Hi Joakim, I suggest you to read these resources: http://lucene.472066.n3.nabble.com/Varnish-td4072057.html http://lucene.472066.n3.nabble.com/SolrJ-HTTP-caching-td490063.html https://wiki.apache.org/solr/SolrAndHTTPCaches which gives information about HTTP Caching including Varnish Cache, Last-Modified, ETag, Expires, Cache-Control headers. Kind Regards, Furkan KAMACI On Wed, Feb 20, 2019 at 11:18 PM Joakim Hansson wrote: > Hello dear user list! > I work at a company in retail where we use solr to perform searches as you > type. > As soon as you type more than 1 characters in the search field solr starts > serving hits. > Of course this generates a lot of "unnecessary" queries (in the sense that > they are never shown to the user) which is why I started thinking about > using something like squid or varnish to cache a bunch of these 2-4 > character queries. > > It seems most stuff I find about it is from pretty old sources, but as far > as I know solrcloud doesn't have distributed cache support. > > Our indexes aren't updated that frequently, about 4 - 6 times a day.
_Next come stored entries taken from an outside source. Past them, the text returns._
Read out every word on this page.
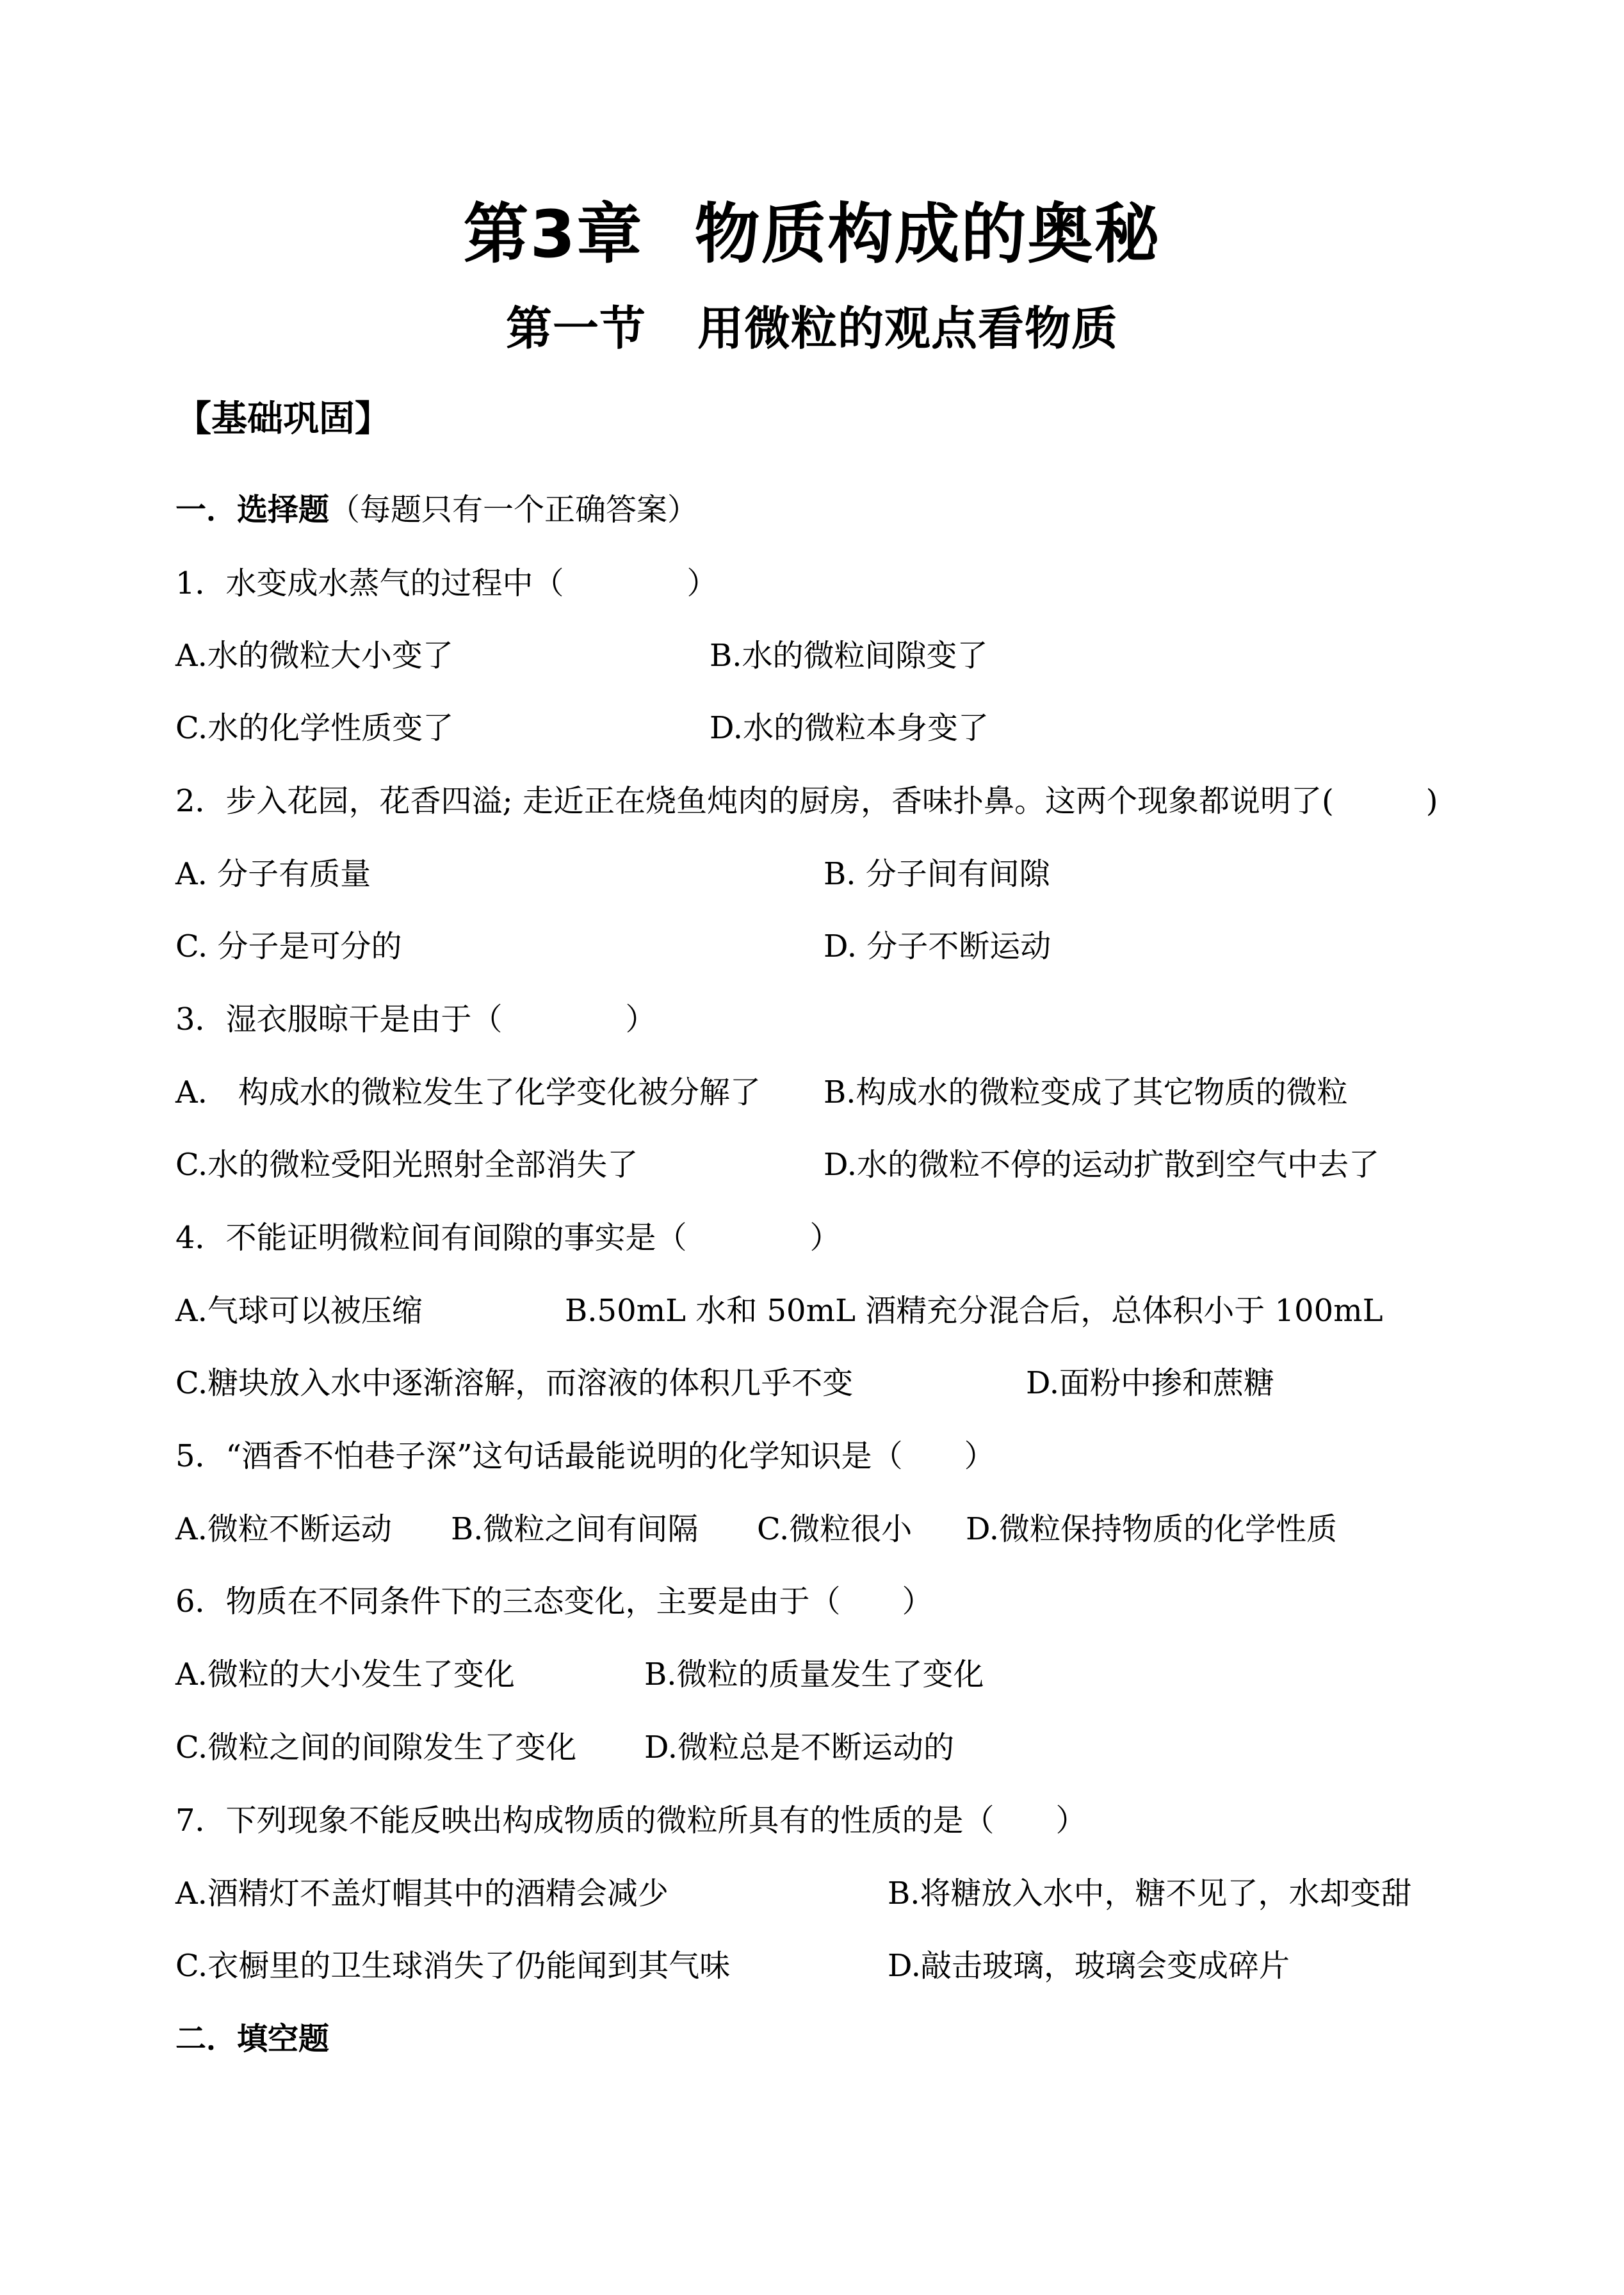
第3章 物质构成的奥秘
第一节 用微粒的观点看物质
【基础巩固】
一．选择题（每题只有一个正确答案）
1．水变成水蒸气的过程中（　　　　）
A.水的微粒大小变了	B.水的微粒间隙变了
C.水的化学性质变了	D.水的微粒本身变了
2．步入花园，花香四溢; 走近正在烧鱼炖肉的厨房，香味扑鼻。这两个现象都说明了(　　　)
A. 分子有质量	B. 分子间有间隙
C. 分子是可分的	D. 分子不断运动
3．湿衣服晾干是由于（　　　　）
A.　构成水的微粒发生了化学变化被分解了 B.构成水的微粒变成了其它物质的微粒
C.水的微粒受阳光照射全部消失了	D.水的微粒不停的运动扩散到空气中去了
4．不能证明微粒间有间隙的事实是（　　　　）
A.气球可以被压缩	B.50mL 水和 50mL 酒精充分混合后，总体积小于 100mL
C.糖块放入水中逐渐溶解，而溶液的体积几乎不变	D.面粉中掺和蔗糖
5．“酒香不怕巷子深”这句话最能说明的化学知识是（　　）
A.微粒不断运动 B.微粒之间有间隔 C.微粒很小 D.微粒保持物质的化学性质
6．物质在不同条件下的三态变化，主要是由于（　　）
A.微粒的大小发生了变化	B.微粒的质量发生了变化
C.微粒之间的间隙发生了变化 D.微粒总是不断运动的
7．下列现象不能反映出构成物质的微粒所具有的性质的是（　　）
A.酒精灯不盖灯帽其中的酒精会减少	B.将糖放入水中，糖不见了，水却变甜
C.衣橱里的卫生球消失了仍能闻到其气味	D.敲击玻璃，玻璃会变成碎片
二．填空题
We > don't use a lot of shards and replicas (biggest index is split to 3 shards > with 2 replicas). All shards/replicas are not on the same solr host. > Our solr setup handles around 80-200 queries per second during the day with > peaks at >1500 before holiday season and sales. > > I haven't really read up on the details yet but it seems like I could use > etags and Expires headers to work around having to do some of that > "unnecessary" work. > > Is anyone doing this? Why? Why not? > > - peace! >
Is anyone using proxy caching in front of solr?
Hello dear user list! I work at a company in retail where we use solr to perform searches as you type. As soon as you type more than 1 characters in the search field solr starts serving hits. Of course this generates a lot of "unnecessary" queries (in the sense that they are never shown to the user) which is why I started thinking about using something like squid or varnish to cache a bunch of these 2-4 character queries. It seems most stuff I find about it is from pretty old sources, but as far as I know solrcloud doesn't have distributed cache support. Our indexes aren't updated that frequently, about 4 - 6 times a day. We don't use a lot of shards and replicas (biggest index is split to 3 shards with 2 replicas). All shards/replicas are not on the same solr host. Our solr setup handles around 80-200 queries per second during the day with peaks at >1500 before holiday season and sales. I haven't really read up on the details yet but it seems like I could use etags and Expires headers to work around having to do some of that "unnecessary" work. Is anyone doing this? Why? Why not? - peace!